There are also some allegations upon Islam, that fall into our context, but I am sorry to say that they are all based on fallacy-based arguments, they are: all religions have been proven to be based on falsehood, myth and irrational belief, its time the Muslims start admitting that their religion has faults too and start rethinking (argument by generalization; if 5 apples plucked were rotten the 6th will be rotten too); that Islam, like all religions demands infallible respect of its prophet, which practically goes to the equivalent of worshipping, as there is no space for reasoning or questioning (putting the cart before the horse; saying that the prophet is taken to be right because he is respected whereas the prophet was respected because he was on the right); death penalty for abuse of one particular person, gives him precedence over the rest of the people, therefore fractures the notion of equality (casual reduction; death penalty is not for abuse of the single person but for abuse of values of a whole community and incitement); Islam provokes violent nature in its proponents, makes ruthless killing a matter of pride for them (denying the antecedent and affirming the consequent; the reasons for provocation are completely dismissed, which may have reduced the graveness of the consequences).

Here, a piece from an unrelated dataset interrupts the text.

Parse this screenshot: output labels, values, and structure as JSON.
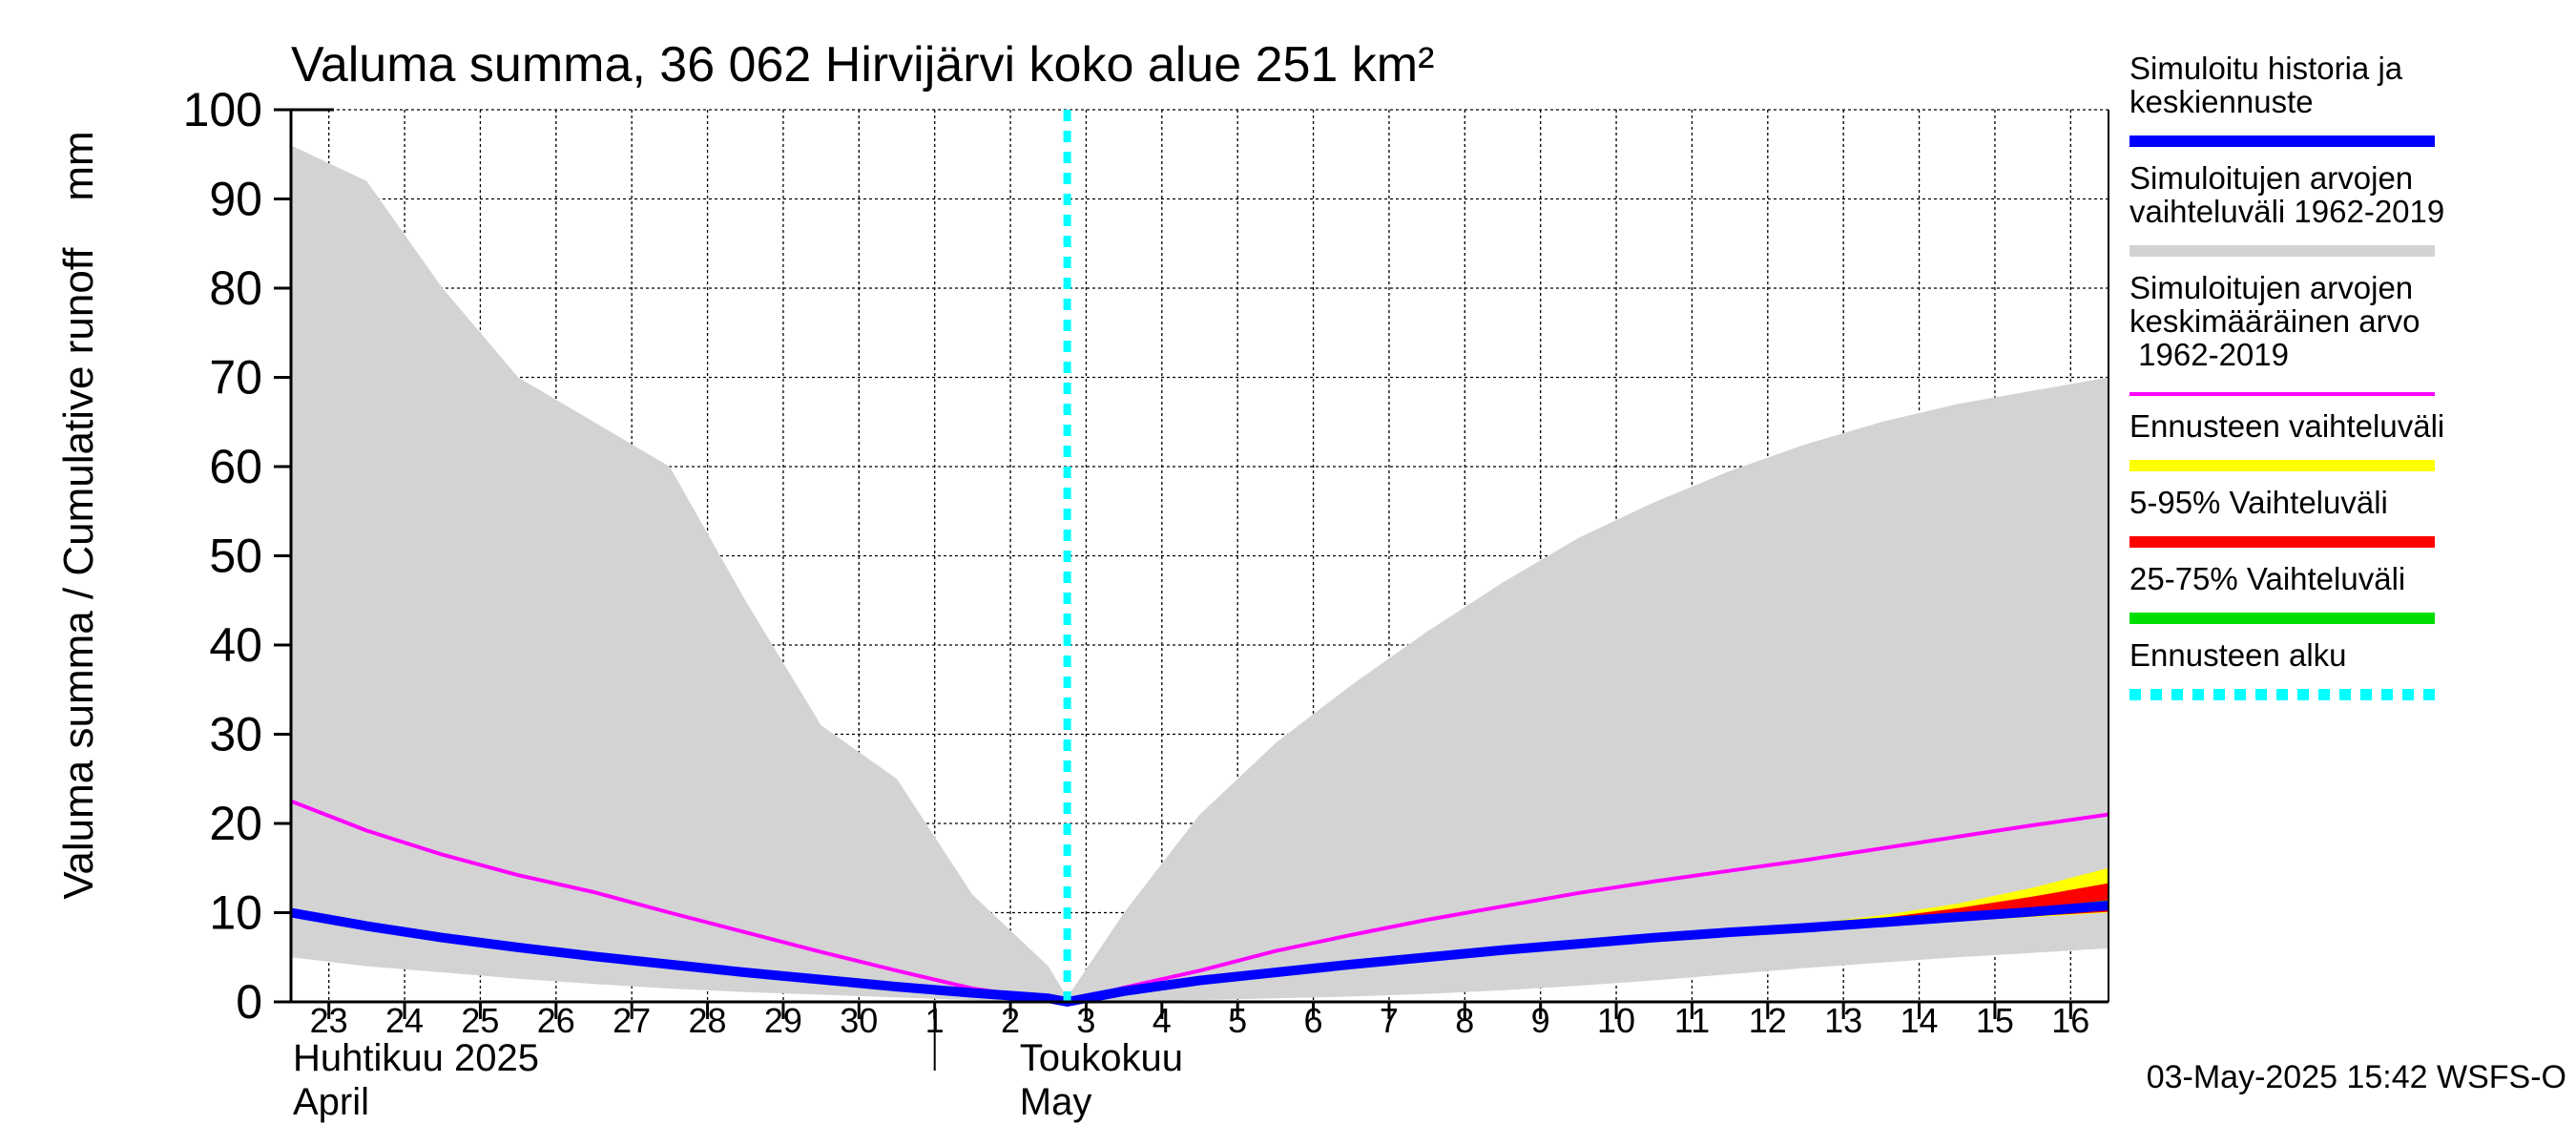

To conclude, reverence of great men, who stood for love, peace, and the highest standards of morals, is one of the focal points of human thought, where all good ideas will accumulate, spread out from and associate to. The greater and the more elaborate, this focus is, the more it will penetrate in the lives of its beholders. Any society that lacks reverence of holiness inevitably falls into the trap of taking whatever is next to holy as its hero; either the people will fill their need of reverence by filling that space with idolizing low-grade things (like scientists are revered by some, but their findings and quotes cannot give a full code of conduct, and their findings are often proven wrong or they revere even lower things like the American idols) or they will be left in total skepticism. While there is no doubt that idealizing a corrupt standard would deeply wound the social/moral structure of that society, as one ill will lead to many others in a matter of time. But at the same time, to blotch an existing ideal of morality, with unproven accusations, at times when such a commodity is rare or simply not found any more, is to snatch away the possibility for any heart to remain pure or good. It is to drag society into a state of skepticism and a low morale. Moreover reverence is a psychological state of hallow, purity and association that allows the beholder to let his soul bask in the light of all-good, whereby the beholder is able to discover his inner subjective realm as a cherishable possibility; associating with goodness gives the reverent the moral strength to pursue the goals of goodness and set them high. Once that ideal has been snatched away, the hallow will turn into a hollow, a state of depression, towards which the winds of the vile will blow in, from all directions.